Una vez en la sala de estar, Pamela se fijó en que Gatz ya no estaba en la silla. Ahora se encontraba en el sofá, encima de su madre, apartando su cabeza de la de la mujer como si hubieran estado… contándose secretitos. Así de cerca había estado su rostro del de Daisy. De repente, su madre se incorporó para quedar sentada junto a Gatz, en lugar de tumbada debajo de él. Los delicados tirantes de su vestido colgaban a la altura de sus codos en lugar de estar sobre sus hombros. Parecía más sonrojada que antes de que se marcharan. Tímidamente, intentaba ajustarse la ropa mientras -Pamela se preguntaba si su memoria no habría exagerado un poco los detalles al llegar a esta parte- cubría su pecho desnudo con el brazo.
A veces, esta imagen le resultaba borrosa, como si sólo hubiera sido un sueño que se hubiera inventado en su adolescencia. Sin embargo, en otras ocasiones la veía con tanta nitidez que le parecía que estuviera ocurriendo en ese preciso instante. Finalmente, empezó a recordar -o, mejor dicho, a imaginar- que había visto la mano de James Gatz emergiendo de debajo del vestido de su madre. En la universidad, cuando pensaba en aquella tarde, empezó a conjeturar que su medio hermano había sido concebido aquel mismo día. Era posible. La niñera se la llevó a toda prisa a echarse la siesta, y su padre no regresó a casa hasta después de la cena.

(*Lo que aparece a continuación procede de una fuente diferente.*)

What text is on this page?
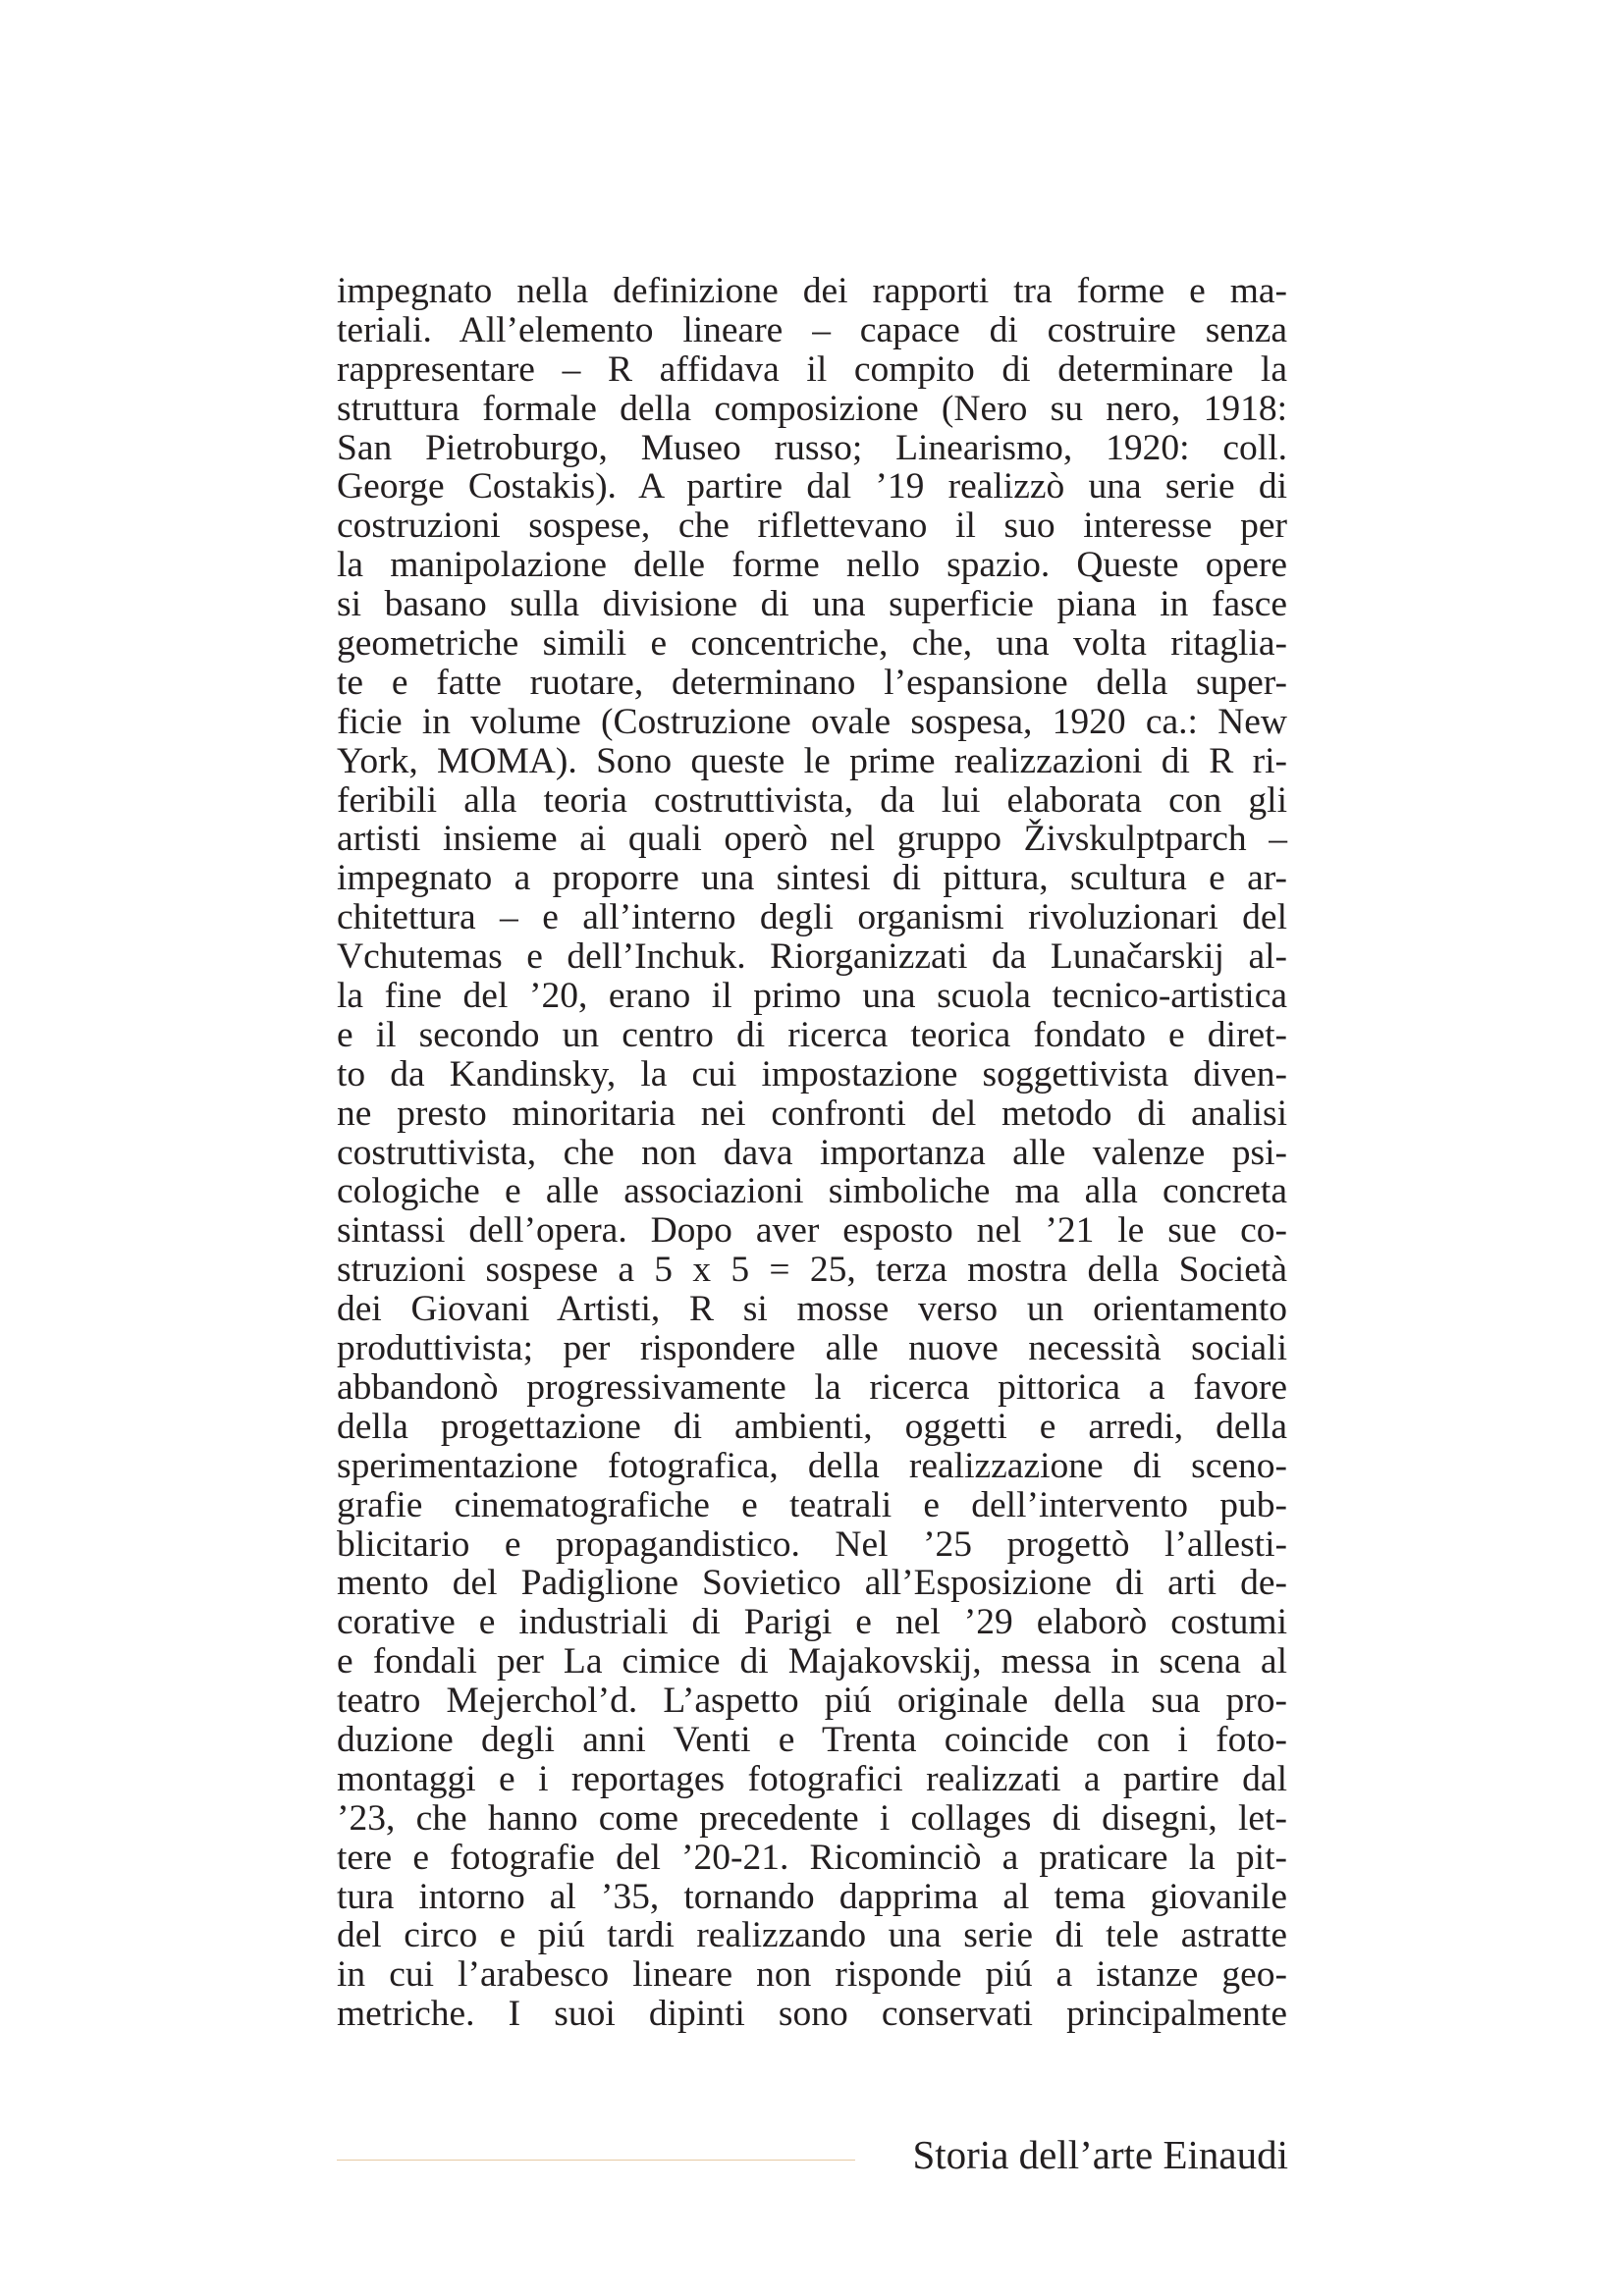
impegnato nella definizione dei rapporti tra forme e ma-
teriali. All’elemento lineare – capace di costruire senza
rappresentare – R affidava il compito di determinare la
struttura formale della composizione (Nero su nero, 1918:
San Pietroburgo, Museo russo; Linearismo, 1920: coll.
George Costakis). A partire dal ’19 realizzò una serie di
costruzioni sospese, che riflettevano il suo interesse per
la manipolazione delle forme nello spazio. Queste opere
si basano sulla divisione di una superficie piana in fasce
geometriche simili e concentriche, che, una volta ritaglia-
te e fatte ruotare, determinano l’espansione della super-
ficie in volume (Costruzione ovale sospesa, 1920 ca.: New
York, MOMA). Sono queste le prime realizzazioni di R ri-
feribili alla teoria costruttivista, da lui elaborata con gli
artisti insieme ai quali operò nel gruppo Živskulptparch –
impegnato a proporre una sintesi di pittura, scultura e ar-
chitettura – e all’interno degli organismi rivoluzionari del
Vchutemas e dell’Inchuk. Riorganizzati da Lunačarskij al-
la fine del ’20, erano il primo una scuola tecnico-artistica
e il secondo un centro di ricerca teorica fondato e diret-
to da Kandinsky, la cui impostazione soggettivista diven-
ne presto minoritaria nei confronti del metodo di analisi
costruttivista, che non dava importanza alle valenze psi-
cologiche e alle associazioni simboliche ma alla concreta
sintassi dell’opera. Dopo aver esposto nel ’21 le sue co-
struzioni sospese a 5 x 5 = 25, terza mostra della Società
dei Giovani Artisti, R si mosse verso un orientamento
produttivista; per rispondere alle nuove necessità sociali
abbandonò progressivamente la ricerca pittorica a favore
della progettazione di ambienti, oggetti e arredi, della
sperimentazione fotografica, della realizzazione di sceno-
grafie cinematografiche e teatrali e dell’intervento pub-
blicitario e propagandistico. Nel ’25 progettò l’allesti-
mento del Padiglione Sovietico all’Esposizione di arti de-
corative e industriali di Parigi e nel ’29 elaborò costumi
e fondali per La cimice di Majakovskij, messa in scena al
teatro Mejerchol’d. L’aspetto piú originale della sua pro-
duzione degli anni Venti e Trenta coincide con i foto-
montaggi e i reportages fotografici realizzati a partire dal
’23, che hanno come precedente i collages di disegni, let-
tere e fotografie del ’20-21. Ricominciò a praticare la pit-
tura intorno al ’35, tornando dapprima al tema giovanile
del circo e piú tardi realizzando una serie di tele astratte
in cui l’arabesco lineare non risponde piú a istanze geo-
metriche. I suoi dipinti sono conservati principalmente
Storia dell’arte Einaudi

¿Y la niñera? Muy poco tiempo después de aquello la cambiaron por otra. Esto, lo sabía Pamela, era una realidad que no estaba sujeta a la fragilidad y los caprichos de la memoria. Aquella niñera desapareció por completo de su vida.
Marissa intentaba hacer sus deberes en el dormitorio, pero Cindy estaba viendo la tele en el salón con su tía y el piso de su padre no era demasiado grande. Era el tercer día consecutivo que su tía se quedaba con ellas. A Marissa le resultó dolorosamente evidente que la mujer se había pasado demasiado tiempo en conciertos de rock cuando era joven, porque estaba peor del oído que su abuelo. Como si fuera una coreografía de ballet, su hermana -todavía molida por haberse caído del columpio- saltaba del sofá para bajar el volumen de la película que estaban viendo, pero cuando su tía volvía de traer algo de la cocina, lo subía de nuevo. La tele estaba lo suficientemente alta como para ahogar el sonido de un reactor supersónico.

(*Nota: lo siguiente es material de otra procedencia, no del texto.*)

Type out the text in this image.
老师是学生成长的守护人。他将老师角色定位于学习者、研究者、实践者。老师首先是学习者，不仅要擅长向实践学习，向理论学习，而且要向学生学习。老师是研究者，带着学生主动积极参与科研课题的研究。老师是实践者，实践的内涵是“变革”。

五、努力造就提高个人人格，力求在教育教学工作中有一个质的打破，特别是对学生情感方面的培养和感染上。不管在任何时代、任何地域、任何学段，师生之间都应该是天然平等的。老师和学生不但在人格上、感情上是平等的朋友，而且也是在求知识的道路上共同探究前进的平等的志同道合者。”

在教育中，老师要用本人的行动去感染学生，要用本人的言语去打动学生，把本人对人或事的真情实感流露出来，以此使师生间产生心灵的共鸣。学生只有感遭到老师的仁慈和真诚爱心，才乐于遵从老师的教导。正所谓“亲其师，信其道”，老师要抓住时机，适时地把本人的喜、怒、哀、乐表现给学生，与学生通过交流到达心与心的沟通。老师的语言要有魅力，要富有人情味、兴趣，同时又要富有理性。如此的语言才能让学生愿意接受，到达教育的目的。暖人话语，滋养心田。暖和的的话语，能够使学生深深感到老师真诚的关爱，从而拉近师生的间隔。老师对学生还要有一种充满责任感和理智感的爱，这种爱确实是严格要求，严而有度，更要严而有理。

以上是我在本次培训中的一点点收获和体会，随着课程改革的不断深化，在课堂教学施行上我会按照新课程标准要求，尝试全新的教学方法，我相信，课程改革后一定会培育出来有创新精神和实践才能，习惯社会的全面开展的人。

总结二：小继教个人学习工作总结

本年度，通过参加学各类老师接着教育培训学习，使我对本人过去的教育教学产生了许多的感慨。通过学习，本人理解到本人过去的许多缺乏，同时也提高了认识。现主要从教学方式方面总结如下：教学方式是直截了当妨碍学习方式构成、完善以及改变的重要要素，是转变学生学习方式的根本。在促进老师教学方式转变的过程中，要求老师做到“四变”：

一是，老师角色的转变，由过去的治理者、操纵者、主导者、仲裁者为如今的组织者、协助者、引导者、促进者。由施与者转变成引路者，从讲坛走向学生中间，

Además, Marissa seguía enfadada porque Laurel no le hubiera sacado las fotos el lunes. También estaba preocupada, porque sentía que algo extraño sucedía entre su padre y su novia. No estaba segura de qué era lo que pasaba, pero suponía que había algo detrás del enfado de su padre porque Laurel se había marchado sin avisar a casa de su familia en Long Island. Tenía la sensación de que había algo más que su padre no le quería contar, y que tenía algo que ver con aquello de lo que estuvieron hablando su padre y esa mujer que se llamaba Katherine el sábado pasado. Pensó que era muy posible que su padre estuviera a punto de romper con Laurel. No le parecía justo, pero cuando su padre pasó a recogerla al día siguiente por el colegio parecía más enfadado que preocupado. Se diría que no creía que la madre de Laurel estuviera enferma. Era como si pensara que Laurel estaba loca y no quisiera volver a verla cerca de sus hijas.